A second camera takes a picture at the checkout and security staff then compare the two images, raising the possibility that they could be used to prevent theft.
"Customers know that there are CCTV cameras in the store," said a spokesman for Tesco. He went on to insist that the aim of the trial was to provide stock information and not security, but the manager of the Cambridge store, Alan Robinson, has already described how he presented photos of a thief to police.
The trial uses radio frequency identification (RFID) in which tiny chips can communicate with detectors up to 20ft away. The chip can then return information -- anything from a unique serial number to more complex product details. Or, as in Tesco's case, it could trigger a camera.
Retailers have hailed the technology as the "holy grail" of supply chain management but civil liberties groups argue that the so-called "spy chips" are an invasion of consumers' privacy and could be used as a covert surveillance device.
The technology is mostly used to track batches of products through the supply chain.

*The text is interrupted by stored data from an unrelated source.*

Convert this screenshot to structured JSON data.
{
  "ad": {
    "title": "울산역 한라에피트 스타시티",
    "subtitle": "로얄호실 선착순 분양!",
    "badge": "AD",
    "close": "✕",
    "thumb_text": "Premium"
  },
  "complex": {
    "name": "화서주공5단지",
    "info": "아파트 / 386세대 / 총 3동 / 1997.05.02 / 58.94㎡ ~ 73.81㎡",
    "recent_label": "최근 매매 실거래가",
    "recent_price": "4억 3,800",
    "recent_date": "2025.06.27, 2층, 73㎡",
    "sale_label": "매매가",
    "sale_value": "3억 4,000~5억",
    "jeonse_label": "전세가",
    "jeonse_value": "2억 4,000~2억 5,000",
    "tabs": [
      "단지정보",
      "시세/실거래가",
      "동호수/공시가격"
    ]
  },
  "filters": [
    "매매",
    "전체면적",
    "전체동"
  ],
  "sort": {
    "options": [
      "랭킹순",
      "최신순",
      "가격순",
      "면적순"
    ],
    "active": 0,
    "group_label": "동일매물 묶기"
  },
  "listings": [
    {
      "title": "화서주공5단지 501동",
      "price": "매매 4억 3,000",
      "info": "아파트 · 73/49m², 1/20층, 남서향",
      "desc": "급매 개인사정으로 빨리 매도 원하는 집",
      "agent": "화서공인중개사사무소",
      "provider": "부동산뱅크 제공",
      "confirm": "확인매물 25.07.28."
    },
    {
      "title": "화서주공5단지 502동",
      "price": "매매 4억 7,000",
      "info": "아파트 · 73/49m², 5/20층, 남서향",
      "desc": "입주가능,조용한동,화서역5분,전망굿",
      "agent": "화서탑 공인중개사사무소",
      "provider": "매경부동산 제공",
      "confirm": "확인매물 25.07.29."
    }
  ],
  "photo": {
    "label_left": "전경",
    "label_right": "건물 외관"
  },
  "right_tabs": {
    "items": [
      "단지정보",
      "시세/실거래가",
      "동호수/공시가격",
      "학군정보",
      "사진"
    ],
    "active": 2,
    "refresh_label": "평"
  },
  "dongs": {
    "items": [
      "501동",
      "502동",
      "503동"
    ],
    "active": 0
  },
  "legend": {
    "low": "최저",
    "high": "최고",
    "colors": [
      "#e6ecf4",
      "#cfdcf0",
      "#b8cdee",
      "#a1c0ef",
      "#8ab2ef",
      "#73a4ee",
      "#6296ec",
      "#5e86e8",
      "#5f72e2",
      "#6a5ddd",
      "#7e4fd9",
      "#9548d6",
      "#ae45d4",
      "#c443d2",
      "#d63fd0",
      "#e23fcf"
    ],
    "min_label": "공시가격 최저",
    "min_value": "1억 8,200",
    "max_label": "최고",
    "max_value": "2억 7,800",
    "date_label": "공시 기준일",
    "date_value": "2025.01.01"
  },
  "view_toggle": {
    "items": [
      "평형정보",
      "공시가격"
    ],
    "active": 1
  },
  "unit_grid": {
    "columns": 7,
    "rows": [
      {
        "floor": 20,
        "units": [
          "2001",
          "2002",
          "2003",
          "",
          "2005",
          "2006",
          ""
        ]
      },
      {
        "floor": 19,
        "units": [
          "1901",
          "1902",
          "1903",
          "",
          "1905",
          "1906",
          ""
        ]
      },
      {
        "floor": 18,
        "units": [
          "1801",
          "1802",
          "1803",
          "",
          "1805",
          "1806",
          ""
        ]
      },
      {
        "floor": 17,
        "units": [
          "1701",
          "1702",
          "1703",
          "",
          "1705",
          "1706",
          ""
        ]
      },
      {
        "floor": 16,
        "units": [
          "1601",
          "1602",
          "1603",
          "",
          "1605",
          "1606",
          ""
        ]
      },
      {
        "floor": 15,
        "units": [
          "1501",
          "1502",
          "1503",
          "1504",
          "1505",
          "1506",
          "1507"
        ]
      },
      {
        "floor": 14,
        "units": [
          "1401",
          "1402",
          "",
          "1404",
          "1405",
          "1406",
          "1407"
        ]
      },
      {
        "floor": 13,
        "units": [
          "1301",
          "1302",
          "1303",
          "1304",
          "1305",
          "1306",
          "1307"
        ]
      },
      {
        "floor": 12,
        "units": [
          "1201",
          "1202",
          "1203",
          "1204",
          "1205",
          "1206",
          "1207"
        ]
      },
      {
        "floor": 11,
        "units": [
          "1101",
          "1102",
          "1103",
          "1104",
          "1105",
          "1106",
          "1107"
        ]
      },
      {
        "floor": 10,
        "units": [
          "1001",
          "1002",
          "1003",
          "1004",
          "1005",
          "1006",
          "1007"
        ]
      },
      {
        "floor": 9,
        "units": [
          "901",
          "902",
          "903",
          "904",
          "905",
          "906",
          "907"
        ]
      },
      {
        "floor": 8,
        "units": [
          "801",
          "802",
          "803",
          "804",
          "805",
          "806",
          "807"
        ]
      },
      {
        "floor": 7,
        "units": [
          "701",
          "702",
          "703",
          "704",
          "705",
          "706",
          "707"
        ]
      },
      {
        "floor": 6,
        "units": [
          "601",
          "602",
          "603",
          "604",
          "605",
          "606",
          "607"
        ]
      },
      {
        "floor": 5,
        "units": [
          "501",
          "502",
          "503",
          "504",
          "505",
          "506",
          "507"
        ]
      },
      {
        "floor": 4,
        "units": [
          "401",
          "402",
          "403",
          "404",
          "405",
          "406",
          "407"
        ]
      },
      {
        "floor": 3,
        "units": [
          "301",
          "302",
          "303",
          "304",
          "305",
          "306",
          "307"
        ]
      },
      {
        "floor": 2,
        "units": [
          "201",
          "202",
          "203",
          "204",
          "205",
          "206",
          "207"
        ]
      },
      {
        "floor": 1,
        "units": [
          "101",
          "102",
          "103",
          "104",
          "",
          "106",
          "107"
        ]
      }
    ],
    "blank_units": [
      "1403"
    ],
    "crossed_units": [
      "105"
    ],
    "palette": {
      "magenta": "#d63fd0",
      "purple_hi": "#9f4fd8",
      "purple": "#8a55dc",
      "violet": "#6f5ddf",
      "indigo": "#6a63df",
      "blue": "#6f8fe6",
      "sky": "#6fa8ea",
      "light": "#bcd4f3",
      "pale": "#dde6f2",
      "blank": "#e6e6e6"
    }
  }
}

But manufacturers want to go a step further and tag each individual product: everything from yoghurt pots to clothes.
One potential problem with RFID tags is that they can still work long after the product has been bought.
If the tags become as ubiquitous as the manufacturers would like, people could be bristling with the chips in clothes and possessions. Anyone from police to potential thieves could work out exactly what they carry.
Manufacturers, however, insist that the chips can be disabled at the point of sale.
"You can disable the tag by erasing the data on it and this can be done at the checkout," said Jon Parsell of UK-based RFID Components, which supplies RFID systems to retailers.
Transport for London (TfL) is also using RFID-style chips in its new Oyster smart cards to allow users to travel around the tube network. The intention is that registered users will have information such as their names and addresses stored on the cards, which would eventually replace season tickets.
A spokesperson for TfL said that the entry and exit points of each journey made by Oyster users were recorded and that, technically, it would be possible to track people through the tube network.
Nicole Carroll, marketing director for TranSys, the consortium responsible for implementing the system, told reporters that all the journeys made by a user would remain stored in a central computer for the lifetime of the card.
Barry Hugill of the civil liberties lobby group Liberty expressed concern about "function creep" -- information recorded for one purpose and used for another.
"We want quite clear legal guidelines as to what information companies, government agencies, local authorities are allowed to glean [and] what they can do with it," he said.